By Carol Davis Younger
Three days after the Michael Dunn verdict, Chanequa Walker-Barnes, who teaches pastoral care and counseling at McAfee School of Theology, preached in chapel. She challenged Christians to share the hurt of those devastated that the Florida jury found Dunn guilty of attempted murder for firing into a car of unarmed teens but not guilty of the primary charge, the first degree murder of Jordan Davis.
Walker-Barnes preached, “Many Black Christians who worship in predominantly white congregations or under the leadership of white pastors found the church strangely silent, our grief glossed over with triumphal praise songs, our need for lament stifled. … I believe that what African-American Christians need right now is for our sisters and brothers in Christ to do more than stand in silent solidarity.
“We need to see faith in action. We need to know that as we are feeling persecuted and scattered, that as we are struggling with how to raise our children to be safe and whole in a world that is not safe for them, that you are not simply going on with business as usual. We need to know that your lives are affected. We need to know that you will stand with us even when it’s uncomfortable, when it’s costly. We need you to cast stones at an unjust system.”
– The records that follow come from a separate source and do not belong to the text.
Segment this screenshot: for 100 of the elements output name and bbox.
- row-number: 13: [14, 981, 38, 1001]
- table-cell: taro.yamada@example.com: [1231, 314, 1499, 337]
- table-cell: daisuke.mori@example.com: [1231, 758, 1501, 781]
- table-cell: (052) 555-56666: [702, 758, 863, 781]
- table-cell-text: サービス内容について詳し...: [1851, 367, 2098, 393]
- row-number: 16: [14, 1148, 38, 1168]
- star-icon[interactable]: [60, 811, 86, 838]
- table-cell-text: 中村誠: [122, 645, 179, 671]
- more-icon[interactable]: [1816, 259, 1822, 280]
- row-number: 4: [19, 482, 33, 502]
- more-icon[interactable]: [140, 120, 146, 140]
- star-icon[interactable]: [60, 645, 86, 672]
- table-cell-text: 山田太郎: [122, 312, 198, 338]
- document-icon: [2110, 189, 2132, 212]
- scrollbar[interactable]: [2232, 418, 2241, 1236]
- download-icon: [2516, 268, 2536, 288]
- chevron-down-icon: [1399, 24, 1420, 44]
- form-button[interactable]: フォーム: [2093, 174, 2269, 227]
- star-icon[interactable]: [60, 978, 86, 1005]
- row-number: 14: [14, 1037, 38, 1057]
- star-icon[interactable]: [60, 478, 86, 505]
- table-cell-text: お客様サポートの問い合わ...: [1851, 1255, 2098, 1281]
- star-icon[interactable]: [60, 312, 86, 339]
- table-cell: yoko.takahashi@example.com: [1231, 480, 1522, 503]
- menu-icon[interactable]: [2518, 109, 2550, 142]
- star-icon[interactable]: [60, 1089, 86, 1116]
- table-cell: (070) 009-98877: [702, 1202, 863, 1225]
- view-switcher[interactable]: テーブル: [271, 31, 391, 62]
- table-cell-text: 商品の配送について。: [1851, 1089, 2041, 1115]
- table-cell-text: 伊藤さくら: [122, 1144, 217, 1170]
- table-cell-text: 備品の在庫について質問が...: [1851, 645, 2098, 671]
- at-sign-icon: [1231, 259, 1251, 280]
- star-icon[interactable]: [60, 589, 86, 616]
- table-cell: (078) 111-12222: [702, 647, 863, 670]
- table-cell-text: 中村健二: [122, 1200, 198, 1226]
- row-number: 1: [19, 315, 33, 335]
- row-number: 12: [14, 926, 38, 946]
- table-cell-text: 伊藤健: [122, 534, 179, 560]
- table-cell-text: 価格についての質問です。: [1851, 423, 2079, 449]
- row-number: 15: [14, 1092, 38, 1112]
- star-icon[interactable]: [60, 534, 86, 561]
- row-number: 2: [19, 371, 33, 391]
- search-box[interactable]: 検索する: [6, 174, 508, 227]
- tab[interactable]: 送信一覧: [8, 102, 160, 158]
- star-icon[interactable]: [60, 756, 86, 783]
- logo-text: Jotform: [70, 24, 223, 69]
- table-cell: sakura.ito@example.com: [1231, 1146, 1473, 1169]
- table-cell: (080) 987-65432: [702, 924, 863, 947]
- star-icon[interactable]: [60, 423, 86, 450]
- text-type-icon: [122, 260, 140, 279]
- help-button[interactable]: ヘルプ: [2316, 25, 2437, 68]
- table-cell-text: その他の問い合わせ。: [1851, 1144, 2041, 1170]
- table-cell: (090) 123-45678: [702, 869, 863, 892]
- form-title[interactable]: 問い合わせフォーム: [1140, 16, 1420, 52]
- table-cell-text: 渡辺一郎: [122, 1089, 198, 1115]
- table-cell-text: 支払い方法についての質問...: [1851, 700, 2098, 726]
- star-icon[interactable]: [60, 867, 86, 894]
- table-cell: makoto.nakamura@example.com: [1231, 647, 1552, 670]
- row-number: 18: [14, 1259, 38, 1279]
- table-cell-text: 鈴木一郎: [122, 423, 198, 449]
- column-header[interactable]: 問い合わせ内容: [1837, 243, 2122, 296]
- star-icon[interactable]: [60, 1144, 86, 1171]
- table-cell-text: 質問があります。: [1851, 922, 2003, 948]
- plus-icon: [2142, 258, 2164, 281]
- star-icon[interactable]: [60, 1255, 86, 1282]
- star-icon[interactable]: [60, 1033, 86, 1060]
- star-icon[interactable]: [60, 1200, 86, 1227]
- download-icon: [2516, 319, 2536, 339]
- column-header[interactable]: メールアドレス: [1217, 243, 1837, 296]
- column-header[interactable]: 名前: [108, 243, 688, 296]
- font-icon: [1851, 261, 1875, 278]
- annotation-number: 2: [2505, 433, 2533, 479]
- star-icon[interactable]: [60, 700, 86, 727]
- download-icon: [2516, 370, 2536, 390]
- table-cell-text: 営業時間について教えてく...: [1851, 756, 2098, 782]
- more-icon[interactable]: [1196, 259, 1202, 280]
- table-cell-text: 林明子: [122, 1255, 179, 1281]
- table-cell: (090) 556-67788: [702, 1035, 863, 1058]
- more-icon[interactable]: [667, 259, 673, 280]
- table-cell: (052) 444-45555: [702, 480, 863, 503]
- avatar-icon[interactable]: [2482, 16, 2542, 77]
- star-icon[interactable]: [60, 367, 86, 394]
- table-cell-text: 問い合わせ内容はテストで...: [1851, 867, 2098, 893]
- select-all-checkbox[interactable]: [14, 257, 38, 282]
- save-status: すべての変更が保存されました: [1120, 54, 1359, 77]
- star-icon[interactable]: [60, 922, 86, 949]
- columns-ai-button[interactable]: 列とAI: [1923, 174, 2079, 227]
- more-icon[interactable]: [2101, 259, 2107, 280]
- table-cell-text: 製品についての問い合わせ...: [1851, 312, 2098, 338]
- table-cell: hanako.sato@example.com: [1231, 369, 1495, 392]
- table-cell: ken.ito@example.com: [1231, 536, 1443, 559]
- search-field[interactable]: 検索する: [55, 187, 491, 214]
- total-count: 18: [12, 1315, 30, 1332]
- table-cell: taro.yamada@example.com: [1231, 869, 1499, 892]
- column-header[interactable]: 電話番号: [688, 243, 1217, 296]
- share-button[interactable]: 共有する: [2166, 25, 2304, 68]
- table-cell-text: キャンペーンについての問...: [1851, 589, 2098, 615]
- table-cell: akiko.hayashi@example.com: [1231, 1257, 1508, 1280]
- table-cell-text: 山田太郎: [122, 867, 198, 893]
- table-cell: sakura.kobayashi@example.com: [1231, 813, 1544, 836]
How does the church answer this call for faith in action? How do we stand with those who need our presence? How do we interrupt business as usual and seize those moments that invite us to new ministry?
“Conversion means starting with who we are, not who we wish we were,” writes Kathleen Norris in Dakota: A Spiritual Geography. Maybe conversion starts in our weekly prayer meetings. If our church prayer lists only reflect the personal needs of those closest to us, what concerns would Jesus want us to add? In an effort to avoid politics, have we stopped praying for the needs of the world that God commands us to consider? Could we widen the scope of our compassion by including globes and newspapers on Wednesday night supper tables? Would we begin praying about injustice in the world if we invited those most affected by these wrongs to share their stories with us?
Christ’s Church learns to pray the news. Highland Hills Baptist Church in Macon, Ga., gathers monthly for “Touch Ministry” on Sunday afternoons. In addition to writing visitors, shut-in members and persons on the church’s prayer list, participants gather around a stack of current newspapers, read the news and write notes of prayer, encouragement and shared sorrow to those mentioned in the articles.
In a prayerful response to recent jury verdicts, one Atlanta church posted the following on its marquee: “How to Stand One’s Ground: Matthew 5:38-48.” Jesus’ take on turning the other cheek and loving enemies challenges conventional wisdom and law.
When Jesus told the disciples, “Follow me,” they dropped their nets and their world expanded. Jesus enlarged their perspective, stretched their prayer list and led them to a world desperate for their care.
Jesus invites us to follow him into a wider ministry, as well. We can pray the news and receive courage. We can seek God’s guidance and wisdom. We can discern how to put our faith into action. We can ask God to help us love.